Глава 4. Мертвые свидетели
– По поводу той странной закономерности с инверсиями… В 2011 году в Nature вышла статья психолога Джонатана Скулера про так называемый эффект убывания. Как я понимаю, это когда размер эффектов, обнаруженных в опубликованных научных работах, со временем уменьшается или даже становится нулевым. Такое наблюдали сразу в нескольких областях, начиная от исследований парапсихологии, заканчивая обычной психологией и разработкой лекарств.
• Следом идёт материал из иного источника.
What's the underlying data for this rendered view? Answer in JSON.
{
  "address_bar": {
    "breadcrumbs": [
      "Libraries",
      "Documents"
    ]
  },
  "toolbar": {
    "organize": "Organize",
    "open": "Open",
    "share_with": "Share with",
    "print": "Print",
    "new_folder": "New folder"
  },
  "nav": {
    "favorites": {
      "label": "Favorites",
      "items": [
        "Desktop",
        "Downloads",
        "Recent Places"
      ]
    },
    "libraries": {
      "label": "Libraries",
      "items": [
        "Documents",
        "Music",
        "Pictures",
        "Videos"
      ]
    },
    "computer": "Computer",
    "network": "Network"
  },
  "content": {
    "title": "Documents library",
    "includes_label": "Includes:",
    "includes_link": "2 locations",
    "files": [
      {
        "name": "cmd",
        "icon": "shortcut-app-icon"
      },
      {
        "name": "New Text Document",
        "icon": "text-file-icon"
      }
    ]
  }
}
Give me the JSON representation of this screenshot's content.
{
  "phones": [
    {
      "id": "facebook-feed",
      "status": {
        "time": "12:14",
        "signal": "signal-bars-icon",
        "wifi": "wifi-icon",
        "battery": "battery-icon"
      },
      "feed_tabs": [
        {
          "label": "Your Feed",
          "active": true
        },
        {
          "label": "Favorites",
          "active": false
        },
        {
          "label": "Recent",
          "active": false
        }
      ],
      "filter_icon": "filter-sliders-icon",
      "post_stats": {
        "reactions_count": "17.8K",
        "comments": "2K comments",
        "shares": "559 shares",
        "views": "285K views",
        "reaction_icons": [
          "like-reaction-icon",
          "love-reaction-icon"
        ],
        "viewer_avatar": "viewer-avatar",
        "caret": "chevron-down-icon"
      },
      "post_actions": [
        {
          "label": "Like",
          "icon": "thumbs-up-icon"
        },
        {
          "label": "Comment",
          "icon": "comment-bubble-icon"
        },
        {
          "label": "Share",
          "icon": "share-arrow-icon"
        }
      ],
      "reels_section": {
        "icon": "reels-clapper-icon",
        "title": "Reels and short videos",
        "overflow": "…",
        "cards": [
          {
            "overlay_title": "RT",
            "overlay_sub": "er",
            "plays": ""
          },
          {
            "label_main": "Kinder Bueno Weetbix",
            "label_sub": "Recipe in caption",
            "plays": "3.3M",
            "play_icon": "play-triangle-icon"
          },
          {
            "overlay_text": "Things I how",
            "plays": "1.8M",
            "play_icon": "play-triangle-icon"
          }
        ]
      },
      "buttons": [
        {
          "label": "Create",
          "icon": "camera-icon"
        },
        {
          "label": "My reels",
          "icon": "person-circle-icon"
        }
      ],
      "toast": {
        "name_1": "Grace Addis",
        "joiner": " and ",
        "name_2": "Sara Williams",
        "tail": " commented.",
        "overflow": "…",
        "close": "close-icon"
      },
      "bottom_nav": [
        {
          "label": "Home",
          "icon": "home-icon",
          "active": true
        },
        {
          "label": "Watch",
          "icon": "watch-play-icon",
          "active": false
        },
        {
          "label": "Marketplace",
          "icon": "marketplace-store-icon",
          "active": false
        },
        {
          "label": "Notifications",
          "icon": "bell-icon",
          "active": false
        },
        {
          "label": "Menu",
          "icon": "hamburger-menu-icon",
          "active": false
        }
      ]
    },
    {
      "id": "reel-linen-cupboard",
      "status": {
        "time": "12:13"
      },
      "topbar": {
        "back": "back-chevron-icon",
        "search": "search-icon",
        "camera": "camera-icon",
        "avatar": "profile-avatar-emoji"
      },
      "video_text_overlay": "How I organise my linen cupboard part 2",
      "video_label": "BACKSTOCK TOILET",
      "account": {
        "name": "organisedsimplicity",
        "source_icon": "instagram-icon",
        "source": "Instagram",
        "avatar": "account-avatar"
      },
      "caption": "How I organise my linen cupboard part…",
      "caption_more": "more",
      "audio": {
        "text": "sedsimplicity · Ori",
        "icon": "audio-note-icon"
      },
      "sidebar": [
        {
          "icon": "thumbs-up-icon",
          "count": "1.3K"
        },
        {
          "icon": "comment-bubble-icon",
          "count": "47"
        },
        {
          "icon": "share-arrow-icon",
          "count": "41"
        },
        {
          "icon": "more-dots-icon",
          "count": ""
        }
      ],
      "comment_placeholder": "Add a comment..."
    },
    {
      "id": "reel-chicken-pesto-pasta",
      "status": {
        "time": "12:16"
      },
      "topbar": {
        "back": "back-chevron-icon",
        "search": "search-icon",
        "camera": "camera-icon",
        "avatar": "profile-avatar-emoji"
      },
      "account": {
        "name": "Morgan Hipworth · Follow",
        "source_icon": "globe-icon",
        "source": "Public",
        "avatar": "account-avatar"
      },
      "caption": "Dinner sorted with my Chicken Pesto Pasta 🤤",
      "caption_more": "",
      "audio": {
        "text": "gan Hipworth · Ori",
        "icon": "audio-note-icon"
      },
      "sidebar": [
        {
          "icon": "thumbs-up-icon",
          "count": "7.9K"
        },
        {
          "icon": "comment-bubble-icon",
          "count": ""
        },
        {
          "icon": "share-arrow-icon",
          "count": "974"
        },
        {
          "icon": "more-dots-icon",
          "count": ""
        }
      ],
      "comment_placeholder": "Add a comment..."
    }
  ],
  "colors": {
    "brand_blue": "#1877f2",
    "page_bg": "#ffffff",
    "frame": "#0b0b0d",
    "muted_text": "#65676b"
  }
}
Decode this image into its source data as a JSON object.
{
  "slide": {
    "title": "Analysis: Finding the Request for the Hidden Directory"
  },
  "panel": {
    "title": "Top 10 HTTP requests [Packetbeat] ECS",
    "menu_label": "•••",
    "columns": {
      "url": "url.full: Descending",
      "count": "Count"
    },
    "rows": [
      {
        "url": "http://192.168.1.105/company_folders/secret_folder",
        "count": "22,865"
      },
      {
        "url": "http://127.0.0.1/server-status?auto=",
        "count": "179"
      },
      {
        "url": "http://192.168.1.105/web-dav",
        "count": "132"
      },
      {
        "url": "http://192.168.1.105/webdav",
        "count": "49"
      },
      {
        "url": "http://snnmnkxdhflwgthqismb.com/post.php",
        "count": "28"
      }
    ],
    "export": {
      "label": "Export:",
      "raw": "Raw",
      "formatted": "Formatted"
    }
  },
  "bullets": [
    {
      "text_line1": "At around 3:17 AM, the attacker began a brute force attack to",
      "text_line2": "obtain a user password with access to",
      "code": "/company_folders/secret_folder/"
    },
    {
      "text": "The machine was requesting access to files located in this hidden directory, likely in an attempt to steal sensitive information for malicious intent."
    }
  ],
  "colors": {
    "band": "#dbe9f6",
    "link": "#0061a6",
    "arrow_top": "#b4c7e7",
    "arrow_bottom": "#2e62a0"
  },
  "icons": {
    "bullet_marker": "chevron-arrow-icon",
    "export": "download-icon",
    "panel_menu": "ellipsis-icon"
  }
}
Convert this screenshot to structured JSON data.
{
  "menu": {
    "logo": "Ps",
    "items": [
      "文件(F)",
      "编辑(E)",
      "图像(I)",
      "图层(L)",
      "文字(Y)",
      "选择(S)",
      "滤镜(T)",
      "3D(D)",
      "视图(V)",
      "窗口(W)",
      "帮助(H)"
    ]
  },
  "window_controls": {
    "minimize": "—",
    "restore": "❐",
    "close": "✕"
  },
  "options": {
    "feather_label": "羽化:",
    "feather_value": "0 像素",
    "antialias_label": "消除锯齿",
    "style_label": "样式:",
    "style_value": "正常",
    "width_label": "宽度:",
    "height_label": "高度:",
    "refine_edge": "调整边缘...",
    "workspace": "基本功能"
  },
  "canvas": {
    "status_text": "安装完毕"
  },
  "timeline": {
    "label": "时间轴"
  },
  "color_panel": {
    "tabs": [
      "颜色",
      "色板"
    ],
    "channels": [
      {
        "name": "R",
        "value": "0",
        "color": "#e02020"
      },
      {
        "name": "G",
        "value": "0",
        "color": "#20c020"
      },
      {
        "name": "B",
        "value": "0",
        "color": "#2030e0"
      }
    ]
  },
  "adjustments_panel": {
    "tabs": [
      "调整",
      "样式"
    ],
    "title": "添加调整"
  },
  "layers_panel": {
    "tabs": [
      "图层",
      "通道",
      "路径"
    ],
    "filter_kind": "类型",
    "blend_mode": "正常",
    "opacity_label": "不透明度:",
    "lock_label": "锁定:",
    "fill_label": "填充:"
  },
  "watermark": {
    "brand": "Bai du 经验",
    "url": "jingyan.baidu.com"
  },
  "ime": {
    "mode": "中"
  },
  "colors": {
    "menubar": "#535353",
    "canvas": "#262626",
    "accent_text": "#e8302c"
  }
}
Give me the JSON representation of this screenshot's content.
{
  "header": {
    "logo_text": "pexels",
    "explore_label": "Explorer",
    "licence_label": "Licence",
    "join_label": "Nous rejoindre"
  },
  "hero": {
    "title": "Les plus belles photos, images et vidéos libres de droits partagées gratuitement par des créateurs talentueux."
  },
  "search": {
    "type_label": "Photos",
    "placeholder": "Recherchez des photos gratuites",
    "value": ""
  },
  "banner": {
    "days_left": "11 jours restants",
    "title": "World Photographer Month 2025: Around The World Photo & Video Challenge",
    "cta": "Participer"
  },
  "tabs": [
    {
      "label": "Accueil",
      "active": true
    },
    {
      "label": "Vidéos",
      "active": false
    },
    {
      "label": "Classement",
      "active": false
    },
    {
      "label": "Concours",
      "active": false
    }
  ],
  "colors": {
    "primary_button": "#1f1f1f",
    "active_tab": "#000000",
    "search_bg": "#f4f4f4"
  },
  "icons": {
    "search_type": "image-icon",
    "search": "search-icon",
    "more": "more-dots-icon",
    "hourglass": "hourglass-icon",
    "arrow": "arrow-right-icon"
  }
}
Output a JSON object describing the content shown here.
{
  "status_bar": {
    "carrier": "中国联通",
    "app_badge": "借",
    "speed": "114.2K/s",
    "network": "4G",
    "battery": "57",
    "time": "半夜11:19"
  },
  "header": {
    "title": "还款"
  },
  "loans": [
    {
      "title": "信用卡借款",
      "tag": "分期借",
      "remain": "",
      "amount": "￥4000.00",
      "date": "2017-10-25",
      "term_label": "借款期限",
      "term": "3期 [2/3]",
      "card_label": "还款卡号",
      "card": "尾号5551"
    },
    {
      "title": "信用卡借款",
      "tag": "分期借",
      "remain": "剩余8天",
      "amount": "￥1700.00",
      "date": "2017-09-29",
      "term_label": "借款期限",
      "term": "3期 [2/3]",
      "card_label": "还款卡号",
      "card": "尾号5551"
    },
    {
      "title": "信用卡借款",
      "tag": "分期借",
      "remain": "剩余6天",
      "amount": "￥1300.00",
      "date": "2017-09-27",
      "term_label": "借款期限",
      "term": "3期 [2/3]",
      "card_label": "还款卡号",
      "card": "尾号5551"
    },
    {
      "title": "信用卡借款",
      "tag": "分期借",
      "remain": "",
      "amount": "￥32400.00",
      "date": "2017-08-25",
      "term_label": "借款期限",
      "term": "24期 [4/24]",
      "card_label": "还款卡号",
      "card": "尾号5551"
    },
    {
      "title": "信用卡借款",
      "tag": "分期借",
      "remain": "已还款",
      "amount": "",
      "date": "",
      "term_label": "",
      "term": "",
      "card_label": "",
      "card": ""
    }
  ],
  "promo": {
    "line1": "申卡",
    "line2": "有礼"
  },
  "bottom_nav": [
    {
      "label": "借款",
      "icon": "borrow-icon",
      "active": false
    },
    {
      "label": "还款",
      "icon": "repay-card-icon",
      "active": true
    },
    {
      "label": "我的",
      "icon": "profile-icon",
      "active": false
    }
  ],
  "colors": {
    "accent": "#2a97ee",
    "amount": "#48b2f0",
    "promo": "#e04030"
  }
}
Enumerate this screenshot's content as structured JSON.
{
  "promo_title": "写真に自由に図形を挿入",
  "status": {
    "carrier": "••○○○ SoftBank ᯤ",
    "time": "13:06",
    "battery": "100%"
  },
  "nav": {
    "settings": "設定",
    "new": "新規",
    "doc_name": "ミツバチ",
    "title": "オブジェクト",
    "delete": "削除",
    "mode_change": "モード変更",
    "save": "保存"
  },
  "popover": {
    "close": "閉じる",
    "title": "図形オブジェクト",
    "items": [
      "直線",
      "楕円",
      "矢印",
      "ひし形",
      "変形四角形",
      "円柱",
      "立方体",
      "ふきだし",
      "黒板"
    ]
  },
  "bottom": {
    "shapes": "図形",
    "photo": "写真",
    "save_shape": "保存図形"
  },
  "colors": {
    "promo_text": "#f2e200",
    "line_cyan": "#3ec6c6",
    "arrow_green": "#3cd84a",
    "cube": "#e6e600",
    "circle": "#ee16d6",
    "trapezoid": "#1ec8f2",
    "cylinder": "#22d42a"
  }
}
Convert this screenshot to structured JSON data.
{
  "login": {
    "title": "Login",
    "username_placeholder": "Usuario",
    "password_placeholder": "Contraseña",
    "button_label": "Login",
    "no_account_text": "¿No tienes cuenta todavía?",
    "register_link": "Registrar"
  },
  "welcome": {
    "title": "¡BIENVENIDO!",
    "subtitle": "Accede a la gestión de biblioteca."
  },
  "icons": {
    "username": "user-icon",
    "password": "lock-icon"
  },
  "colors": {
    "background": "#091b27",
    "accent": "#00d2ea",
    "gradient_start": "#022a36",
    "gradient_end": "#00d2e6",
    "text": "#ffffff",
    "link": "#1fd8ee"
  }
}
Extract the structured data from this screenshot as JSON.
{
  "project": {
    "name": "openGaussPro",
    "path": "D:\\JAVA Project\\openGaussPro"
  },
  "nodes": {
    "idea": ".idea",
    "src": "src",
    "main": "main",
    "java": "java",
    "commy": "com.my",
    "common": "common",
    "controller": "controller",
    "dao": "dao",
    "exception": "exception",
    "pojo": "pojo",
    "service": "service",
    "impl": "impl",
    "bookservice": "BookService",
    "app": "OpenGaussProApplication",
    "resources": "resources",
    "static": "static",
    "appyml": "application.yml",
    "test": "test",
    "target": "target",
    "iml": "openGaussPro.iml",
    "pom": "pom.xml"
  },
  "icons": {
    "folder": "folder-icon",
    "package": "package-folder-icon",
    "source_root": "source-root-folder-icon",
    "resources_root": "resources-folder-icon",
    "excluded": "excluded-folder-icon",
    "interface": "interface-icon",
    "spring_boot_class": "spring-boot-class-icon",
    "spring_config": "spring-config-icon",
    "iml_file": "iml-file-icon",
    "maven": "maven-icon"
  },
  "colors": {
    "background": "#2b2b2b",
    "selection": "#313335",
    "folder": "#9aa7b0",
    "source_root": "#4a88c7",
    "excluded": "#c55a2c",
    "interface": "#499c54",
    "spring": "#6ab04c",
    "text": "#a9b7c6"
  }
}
Обычно это объясняют комбинацией статистических эффектов. В исходных экспериментах могли быть маленькие выборки, что приводит к большему числу ложноположительных или экстремальных результатов. Со временем проводят более тщательные проверки на большем числе испытуемых, и в них мы уже не видим таких отклонений. В этих более крупных исследованиях наблюдается регрессия к среднему, а в качестве среднего иногда выступает отсутствие эффекта. Доктор Скулер это признавал, но добавлял, что «возможно, как наблюдательный акт предположительно влияет на квантовые измерения, так и научное наблюдение могло бы незаметно менять некоторые научные эффекты». Может быть, с экспериментами по гуманизированным жертвоприношениям происходит что-то подобное?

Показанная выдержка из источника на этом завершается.